Qualitätsstandards

  • 4-jähriges Studium an der renommierten und staatlich anerkannten Hochschule für Kunsttherapie in Nürtingen
  • Diplomabschluss mit Auszeichnung
  • Mehrjährige Mitgliedschaft im Deutschen Fachverband der Kunst- und Gestaltungstherapeuten (DFKGT)
  • regelmäßiger fachspezifischer Austausch mit KollegInnen
  • Engagement: Mitgliedschaft im Verein Zeller Scheune e.V. (Verein zur Förderung und Ausführung von Kunst und Kultur)

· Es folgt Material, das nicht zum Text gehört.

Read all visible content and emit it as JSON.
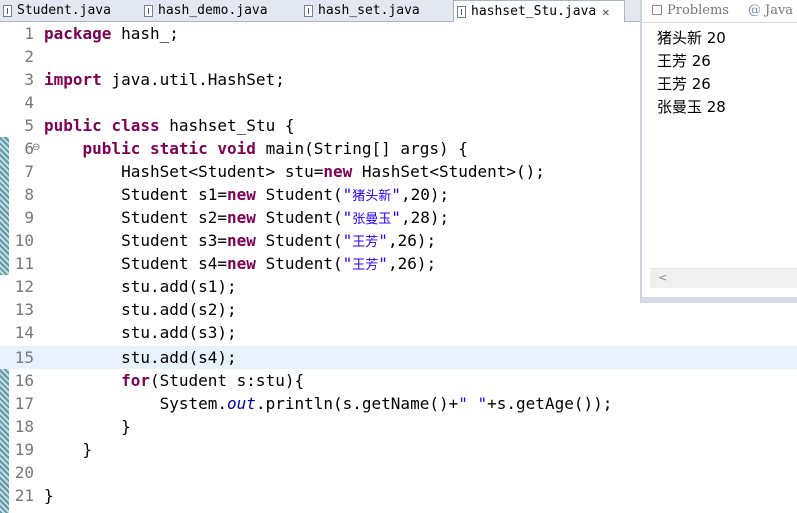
{
  "editor_tabs": [
    {
      "label": "Student.java",
      "active": false
    },
    {
      "label": "hash_demo.java",
      "active": false
    },
    {
      "label": "hash_set.java",
      "active": false
    },
    {
      "label": "hashset_Stu.java",
      "active": true
    }
  ],
  "view_tabs": {
    "problems": "Problems",
    "javadoc": "Java"
  },
  "console_output": [
    "猪头新 20",
    "王芳 26",
    "王芳 26",
    "张曼玉 28"
  ],
  "line_numbers": [
    "1",
    "2",
    "3",
    "4",
    "5",
    "6",
    "7",
    "8",
    "9",
    "10",
    "11",
    "12",
    "13",
    "14",
    "15",
    "16",
    "17",
    "18",
    "19",
    "20",
    "21"
  ],
  "code": {
    "l1": {
      "kw": "package",
      "rest": " hash_;"
    },
    "l3": {
      "kw": "import",
      "rest": " java.util.HashSet;"
    },
    "l5": {
      "kw1": "public",
      "kw2": "class",
      "rest": " hashset_Stu {"
    },
    "l6": {
      "kw1": "public",
      "kw2": "static",
      "kw3": "void",
      "rest": " main(String[] args) {"
    },
    "l7": {
      "a": "HashSet<Student> stu=",
      "kw": "new",
      "b": " HashSet<Student>();"
    },
    "l8": {
      "a": "Student s1=",
      "kw": "new",
      "b": " Student(",
      "s1": "\"",
      "cn": "猪头新",
      "s2": "\"",
      "c": ",20);"
    },
    "l9": {
      "a": "Student s2=",
      "kw": "new",
      "b": " Student(",
      "s1": "\"",
      "cn": "张曼玉",
      "s2": "\"",
      "c": ",28);"
    },
    "l10": {
      "a": "Student s3=",
      "kw": "new",
      "b": " Student(",
      "s1": "\"",
      "cn": "王芳",
      "s2": "\"",
      "c": ",26);"
    },
    "l11": {
      "a": "Student s4=",
      "kw": "new",
      "b": " Student(",
      "s1": "\"",
      "cn": "王芳",
      "s2": "\"",
      "c": ",26);"
    },
    "l12": "stu.add(s1);",
    "l13": "stu.add(s2);",
    "l14": "stu.add(s3);",
    "l15": "stu.add(s4);",
    "l16": {
      "kw": "for",
      "rest": "(Student s:stu){"
    },
    "l17": {
      "a": "System.",
      "fld": "out",
      "b": ".println(s.getName()+",
      "str": "\" \"",
      "c": "+s.getAge());"
    },
    "l18": "}",
    "l19": "}",
    "l21": "}"
  }
}
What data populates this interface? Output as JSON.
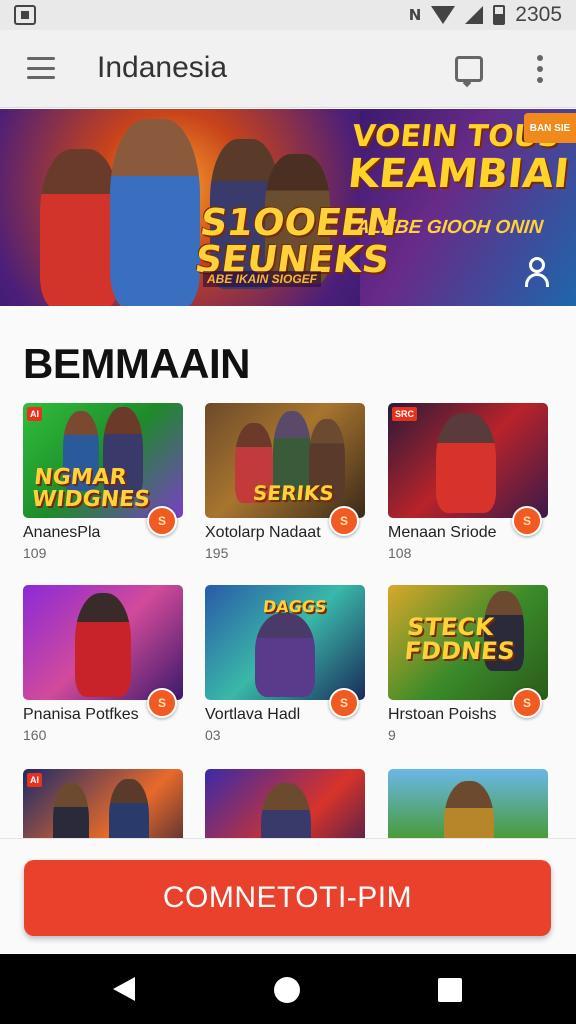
{
  "status_bar": {
    "signal_text": "N",
    "time": "2305"
  },
  "app_bar": {
    "title": "Indanesia"
  },
  "banner": {
    "logo_line1": "S1OOEEN",
    "logo_line2": "SEUNEKS",
    "logo_sub": "ABE IKAIN SIOGEF",
    "headline_line1": "VOEIN TOUS",
    "headline_line2": "KEAMBIAI",
    "tagline": "ALKBE GIOOH ONIN",
    "badge": "BAN SIE"
  },
  "section": {
    "title": "BEMMAAIN"
  },
  "games": [
    {
      "name": "AnanesPla",
      "count": "109",
      "thumb_text": "NGMAR WIDGNES",
      "tag": "AI"
    },
    {
      "name": "Xotolarp Nadaat",
      "count": "195",
      "thumb_text": "SERIKS",
      "tag": ""
    },
    {
      "name": "Menaan Sriode",
      "count": "108",
      "thumb_text": "",
      "tag": "SRC"
    },
    {
      "name": "Pnanisa Potfkes",
      "count": "160",
      "thumb_text": "",
      "tag": ""
    },
    {
      "name": "Vortlava Hadl",
      "count": "03",
      "thumb_text": "DAGGS",
      "tag": ""
    },
    {
      "name": "Hrstoan Poishs",
      "count": "9",
      "thumb_text": "STECK FDDNES",
      "tag": ""
    },
    {
      "name": "",
      "count": "",
      "thumb_text": "",
      "tag": "AI"
    },
    {
      "name": "",
      "count": "",
      "thumb_text": "",
      "tag": ""
    },
    {
      "name": "",
      "count": "",
      "thumb_text": "",
      "tag": ""
    }
  ],
  "play_badge_label": "S",
  "cta": {
    "label": "COMNETOTI-PIM"
  },
  "colors": {
    "accent": "#e9412c",
    "badge": "#f15a22",
    "logo_gold": "#ffd23a"
  },
  "icons": [
    "menu-icon",
    "cast-icon",
    "more-vert-icon",
    "user-icon",
    "back-icon",
    "home-icon",
    "recents-icon"
  ]
}
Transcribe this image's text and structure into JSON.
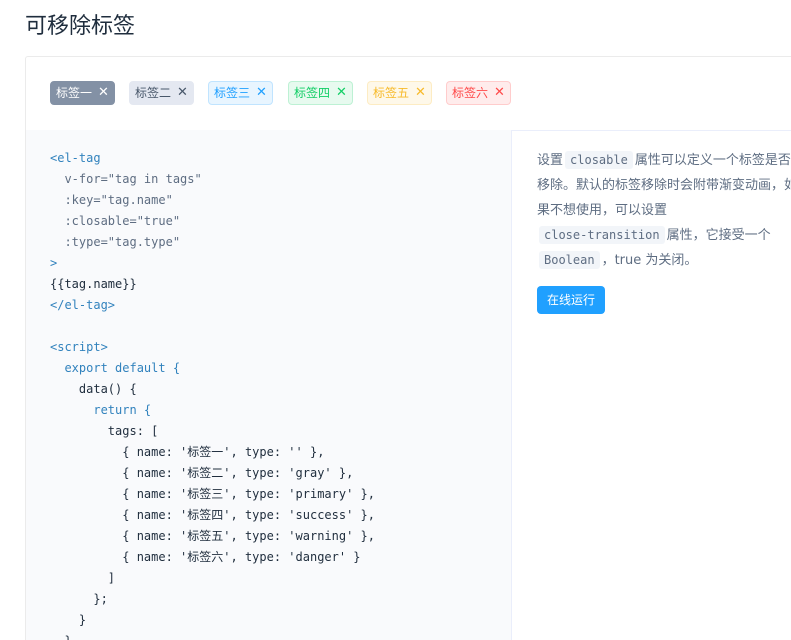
{
  "page": {
    "title": "可移除标签"
  },
  "tags": [
    {
      "label": "标签一",
      "type": "default",
      "close_icon": "close-icon"
    },
    {
      "label": "标签二",
      "type": "gray",
      "close_icon": "close-icon"
    },
    {
      "label": "标签三",
      "type": "primary",
      "close_icon": "close-icon"
    },
    {
      "label": "标签四",
      "type": "success",
      "close_icon": "close-icon"
    },
    {
      "label": "标签五",
      "type": "warning",
      "close_icon": "close-icon"
    },
    {
      "label": "标签六",
      "type": "danger",
      "close_icon": "close-icon"
    }
  ],
  "colors": {
    "default": "#8391a5",
    "gray": "#e4e8f1",
    "primary": "#20a0ff",
    "success": "#13ce66",
    "warning": "#f7ba2a",
    "danger": "#ff4949"
  },
  "code": {
    "lines": [
      "<el-tag",
      "  v-for=\"tag in tags\"",
      "  :key=\"tag.name\"",
      "  :closable=\"true\"",
      "  :type=\"tag.type\"",
      ">",
      "{{tag.name}}",
      "</el-tag>",
      "",
      "<script>",
      "  export default {",
      "    data() {",
      "      return {",
      "        tags: [",
      "          { name: '标签一', type: '' },",
      "          { name: '标签二', type: 'gray' },",
      "          { name: '标签三', type: 'primary' },",
      "          { name: '标签四', type: 'success' },",
      "          { name: '标签五', type: 'warning' },",
      "          { name: '标签六', type: 'danger' }",
      "        ]",
      "      };",
      "    }",
      "  }"
    ]
  },
  "description": {
    "part1": "设置",
    "code1": "closable",
    "part2": "属性可以定义一个标签是否可移除。默认的标签移除时会附带渐变动画，如果不想使用，可以设置",
    "code2": "close-transition",
    "part3": "属性，它接受一个",
    "code3": "Boolean",
    "part4": "，true 为关闭。",
    "run_label": "在线运行"
  }
}
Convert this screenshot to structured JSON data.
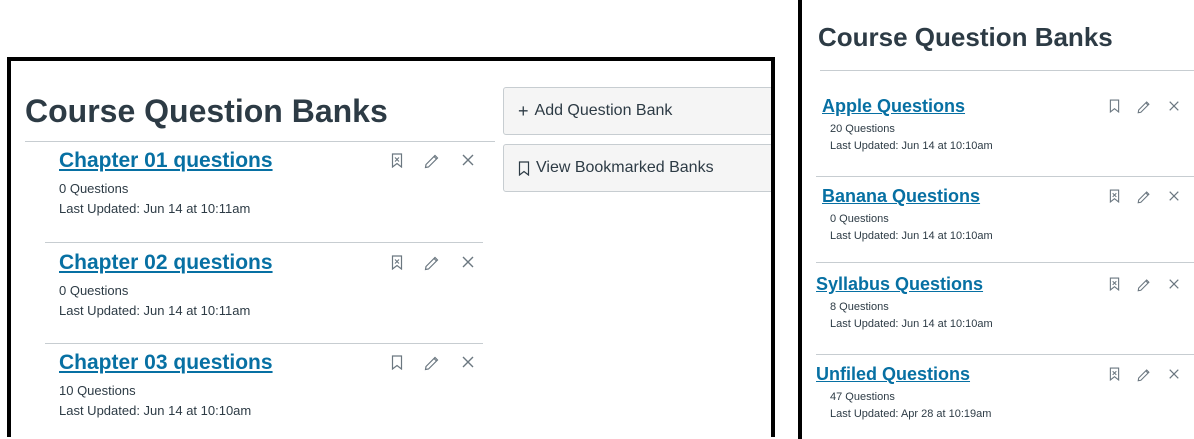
{
  "left_panel": {
    "title": "Course Question Banks",
    "add_button_label": "Add Question Bank",
    "add_button_glyph": "+",
    "view_button_label": "View Bookmarked Banks",
    "banks": [
      {
        "name": "Chapter 01 questions",
        "count": "0 Questions",
        "updated": "Last Updated: Jun 14 at 10:11am",
        "bookmarked": false
      },
      {
        "name": "Chapter 02 questions",
        "count": "0 Questions",
        "updated": "Last Updated: Jun 14 at 10:11am",
        "bookmarked": false
      },
      {
        "name": "Chapter 03 questions",
        "count": "10 Questions",
        "updated": "Last Updated: Jun 14 at 10:10am",
        "bookmarked": true
      }
    ]
  },
  "right_panel": {
    "title": "Course Question Banks",
    "banks": [
      {
        "name": "Apple Questions",
        "count": "20 Questions",
        "updated": "Last Updated: Jun 14 at 10:10am",
        "bookmarked": true
      },
      {
        "name": "Banana Questions",
        "count": "0 Questions",
        "updated": "Last Updated: Jun 14 at 10:10am",
        "bookmarked": false
      },
      {
        "name": "Syllabus Questions",
        "count": "8 Questions",
        "updated": "Last Updated: Jun 14 at 10:10am",
        "bookmarked": false
      },
      {
        "name": "Unfiled Questions",
        "count": "47 Questions",
        "updated": "Last Updated: Apr 28 at 10:19am",
        "bookmarked": false
      }
    ]
  },
  "icons": {
    "bookmark": "bookmark-icon",
    "unbookmark": "bookmark-x-icon",
    "edit": "pencil-icon",
    "delete": "close-icon"
  },
  "colors": {
    "link": "#0770a3",
    "text": "#2d3b45",
    "icon": "#6b7780",
    "rule": "#c7cdd1",
    "button_bg": "#f5f5f5"
  }
}
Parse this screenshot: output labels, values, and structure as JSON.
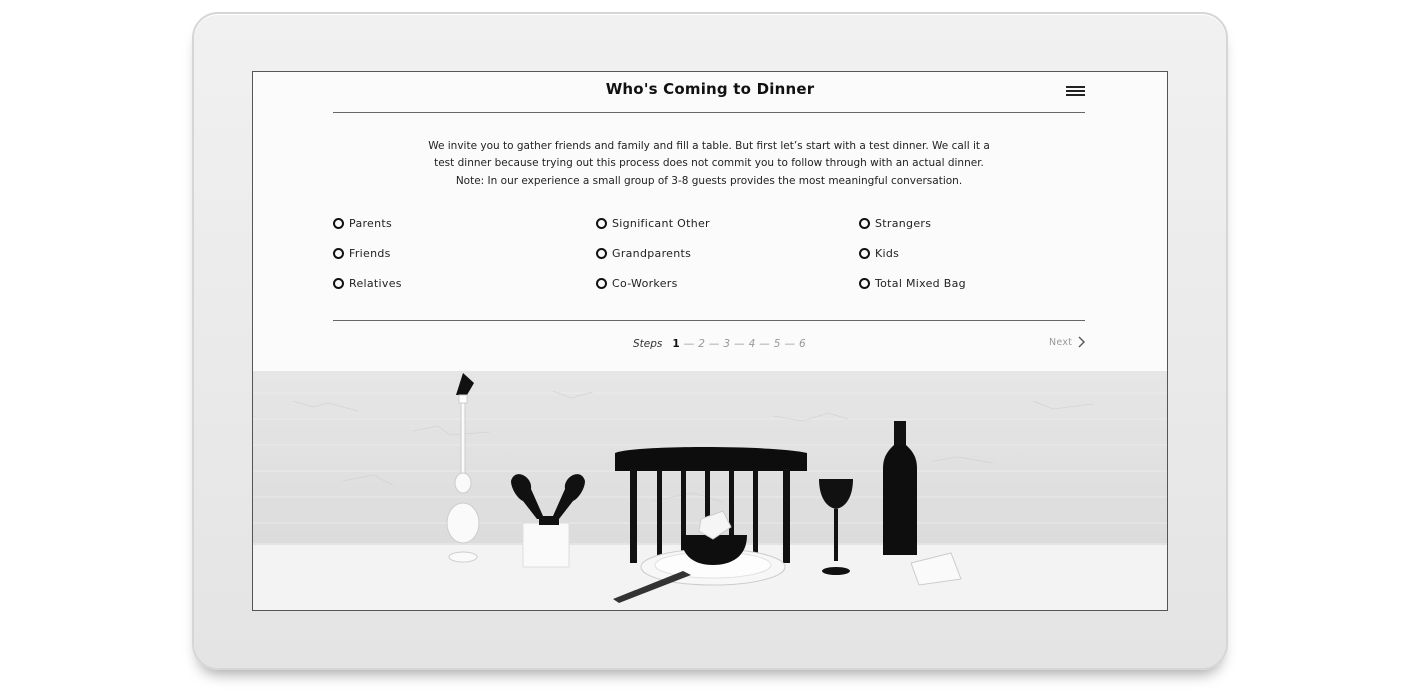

  • Regelmäßige fachspezifische Weiterbildungen
  • externe Supervision
  • Einhaltung der Ethikrichtlinien des DFKGT, d.h. absolute Schweigepflicht und Datenschutz sowie sorgsamer Umgang mit den Gestaltungen der Klienten
  • Schriftliche Dokumentation der kunsttherapeutischen Stunden und in Einverständnis mit den Beteiligten bzw. der Angehörigen Fotografien der entstandenen Werke zur gezielten Reflexion der eigenen Arbeit
  • Evaluation, d.h. bei Bedarf Erstellung von Feedback-Bögen zur Auswertung der Effizienz der kunsttherapeutischen Stunden
  • Sehr gutes Preis-Leistungsverhältnis: im Gesamtpreis für 60 Min kth. Begleitung sind enthalten: Gestaltungsmaterialien, langjährige Berufserfahrung, spezifische Fachkenntnisse durch Weiterbildungen, kurze E-Mail-Korrespondenzen, kurze Telefonate, sowie die individuell ausgerichtete Vor- und Nachbereitung samt persönlicher Dokumentation
  • Finanzierungsmöglichkeit durch das Jugendamt (KJHG-Therapie): Kunsttherapie im Rahmen der Jugendhilfe nach SGB VIII (Kinder- und Jugendhilfegesetz) kann als „Eingliederungshilfe“ (nach §35a SGB VIII) oder „Hilfe zur Erziehung“ (nach §27 Abs. 3 SGB VIII) beim zuständigen Jugendamt (Wohnbezirk) beantragt werden. Dabei erfolgt die Feststellung des Therapiebedarfs durch einen der folgenden Fachdienste: Kinder- und Jugendpsychatrischer Dienst (KJpD), Schulpsychologischer Dienst (SchpD) oder Erziehungs- und Familienberatungsstelle (EFB). Die Kosten werden vom Jugendamt übernommen.